A Revolution: Organized data allows AI to achieve its potential within ERP systems

Written by: Vikkas Rao-Aourpally

In November 2022, OpenAI publicly released ChatGPT 3.5, a tool that could craft humanlike responses to text-based inputs. The ability to “converse” with a machine was widely considered to be a breakthrough in generative artificial intelligence (AI) and thus began the so-called AI revolution.
 
The general consensus is that AI will be a transformative technology among all industries, with metal service centers being no exception. However, despite the prognostications of various technology vendors, most of what is described as AI today is primarily regular software algorithms repackaged with marketing hype as AI. In the few instances where true large language models (LLMs) have been integrated into software applications, the results have been error prone, unreliable and more akin to a minor uprising as opposed to the promised revolution.
 
ADJUSTING EXPECTATIONS
 
Goldman Sachs recently released a 31-page report, “Gen AI: Too Much Spend, Too Little Benefit?” It casts doubt on the touted productivity benefits and potential financial returns while also noting the negative environmental impact from the enormous energy and freshwater demands to power the AI models.
 
Does this mean the promise of AI will never materialize and the $1 trillion of investment about to be poured in will fail to result in any quantifiable productivity gains?
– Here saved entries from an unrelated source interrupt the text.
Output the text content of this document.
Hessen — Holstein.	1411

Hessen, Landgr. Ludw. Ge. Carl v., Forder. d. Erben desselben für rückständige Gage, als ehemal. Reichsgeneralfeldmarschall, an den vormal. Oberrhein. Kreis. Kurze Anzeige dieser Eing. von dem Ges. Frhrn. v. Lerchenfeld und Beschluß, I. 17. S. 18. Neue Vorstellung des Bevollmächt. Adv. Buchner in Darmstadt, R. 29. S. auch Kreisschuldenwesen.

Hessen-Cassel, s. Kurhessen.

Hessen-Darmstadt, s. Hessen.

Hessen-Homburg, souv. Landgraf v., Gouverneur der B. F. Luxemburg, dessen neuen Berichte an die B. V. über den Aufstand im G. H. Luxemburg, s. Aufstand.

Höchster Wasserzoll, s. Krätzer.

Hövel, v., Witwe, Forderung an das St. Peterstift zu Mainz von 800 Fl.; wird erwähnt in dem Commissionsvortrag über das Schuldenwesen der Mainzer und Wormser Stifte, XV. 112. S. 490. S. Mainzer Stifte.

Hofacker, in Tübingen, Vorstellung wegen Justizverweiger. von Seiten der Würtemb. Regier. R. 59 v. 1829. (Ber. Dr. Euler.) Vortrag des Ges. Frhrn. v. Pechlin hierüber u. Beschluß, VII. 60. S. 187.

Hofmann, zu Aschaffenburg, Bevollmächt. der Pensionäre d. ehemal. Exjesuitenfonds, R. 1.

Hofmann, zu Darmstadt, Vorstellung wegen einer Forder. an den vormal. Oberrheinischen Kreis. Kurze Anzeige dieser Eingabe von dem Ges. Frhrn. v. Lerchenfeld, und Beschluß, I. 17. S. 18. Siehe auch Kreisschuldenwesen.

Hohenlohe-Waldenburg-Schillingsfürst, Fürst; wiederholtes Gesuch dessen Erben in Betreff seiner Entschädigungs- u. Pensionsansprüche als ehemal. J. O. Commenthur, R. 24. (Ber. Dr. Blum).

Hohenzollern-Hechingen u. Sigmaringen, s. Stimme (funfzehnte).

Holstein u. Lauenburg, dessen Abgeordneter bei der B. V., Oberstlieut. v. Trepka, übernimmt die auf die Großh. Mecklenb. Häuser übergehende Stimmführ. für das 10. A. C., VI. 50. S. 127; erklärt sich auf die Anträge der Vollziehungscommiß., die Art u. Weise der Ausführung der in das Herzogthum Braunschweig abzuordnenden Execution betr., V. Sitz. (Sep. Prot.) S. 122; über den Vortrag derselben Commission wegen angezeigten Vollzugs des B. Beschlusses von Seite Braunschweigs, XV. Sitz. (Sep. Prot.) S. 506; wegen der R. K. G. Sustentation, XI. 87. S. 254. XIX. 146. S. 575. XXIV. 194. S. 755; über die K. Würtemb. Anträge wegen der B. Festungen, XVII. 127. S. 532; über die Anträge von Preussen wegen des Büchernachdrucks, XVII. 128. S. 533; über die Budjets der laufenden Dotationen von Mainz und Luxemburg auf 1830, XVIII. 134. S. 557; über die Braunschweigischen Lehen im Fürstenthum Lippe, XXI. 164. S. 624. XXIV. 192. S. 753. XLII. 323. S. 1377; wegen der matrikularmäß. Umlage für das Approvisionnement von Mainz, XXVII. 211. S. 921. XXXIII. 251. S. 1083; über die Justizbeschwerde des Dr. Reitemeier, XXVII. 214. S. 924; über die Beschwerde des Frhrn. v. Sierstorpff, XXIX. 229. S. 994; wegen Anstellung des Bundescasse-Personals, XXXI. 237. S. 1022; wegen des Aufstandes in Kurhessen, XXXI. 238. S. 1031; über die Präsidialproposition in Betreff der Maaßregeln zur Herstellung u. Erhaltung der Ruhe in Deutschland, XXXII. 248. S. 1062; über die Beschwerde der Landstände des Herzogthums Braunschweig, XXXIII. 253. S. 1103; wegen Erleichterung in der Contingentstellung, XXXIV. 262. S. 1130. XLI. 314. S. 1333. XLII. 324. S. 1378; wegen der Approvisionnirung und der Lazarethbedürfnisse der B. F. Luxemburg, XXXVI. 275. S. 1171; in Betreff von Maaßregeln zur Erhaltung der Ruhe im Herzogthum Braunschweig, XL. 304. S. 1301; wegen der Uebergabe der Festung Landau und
Quite the contrary. The investments being made today will be foundational to growth and improved performance in LLMs, but expectations must be recalibrated and AI marketing must be viewed skeptically while the technology is in its infancy.
 
 
In computer science, there is a commonly used term: garbage in, garbage out (GIGO).
 
This expression describes the concept that poorly defined inputs will result in an output of equally poor quality. LLMs are trained on large data sets for deep learning, a machine learning (ML) technique that uses neural networks to recognize patterns and make associations. Much of the AI interaction today is the result of LLMs being fed inputs from disorganized, unsubstantiated sources such as social media pages and satirical websites, thus resulting in inaccurate and even bizarre outputs.
 
Fortunately, in the world of ERP systems, a structured database provides the foundational element to create true value-add AI features. For example, the Invex database operates as a rules-based engine that captures over 50,000 predefined data fields and intelligently organizes and stores them for analysis and retrieval. The result is a data set of excellent quality that can be fed into a potential ML model, thus circumventing the GIGO pitfall.
 
EVALUATING
 
AI Building true productive AI functionality begins with focusing on applications that would benefit the most from assisted decisionmaking. Examples of two such areas are inventory planning and sales forecasting. In both these areas, the Invera data science team is using structured data from the Invex database and machine learning to develop models for time series and regression analysis.
 
As an example, Invera is developing and testing models using ML to offer inventory management predictions and forecasting in the Index material resource planning (MRP) application. On the sales side, ML models are being used to analyze Invex sales history data to offer sales forecasting and predictive analysis.
 
The productivity gains from AI will take several years to manifest themselves, particularly when factoring in the resource-intensive nature and economics of deploying AI models.
 
Today, any claims of true AI functionality should be met with a healthy dose of skepticism; however, the progress of the technology is remarkable. Within a few years, the impact could be transformative.
 
In order to truly benefit from this potential, having clean, organized data sets to feed the AI models is critical. This will allow metal service centers to use AI technology to make better informed decisions using data points not previously considered and position themselves for the future and avoid having to put out the (data) garbage for collection.
 
VIKAAS RAO-AOURPALLY is vice president of customer services at Invera (invera.com).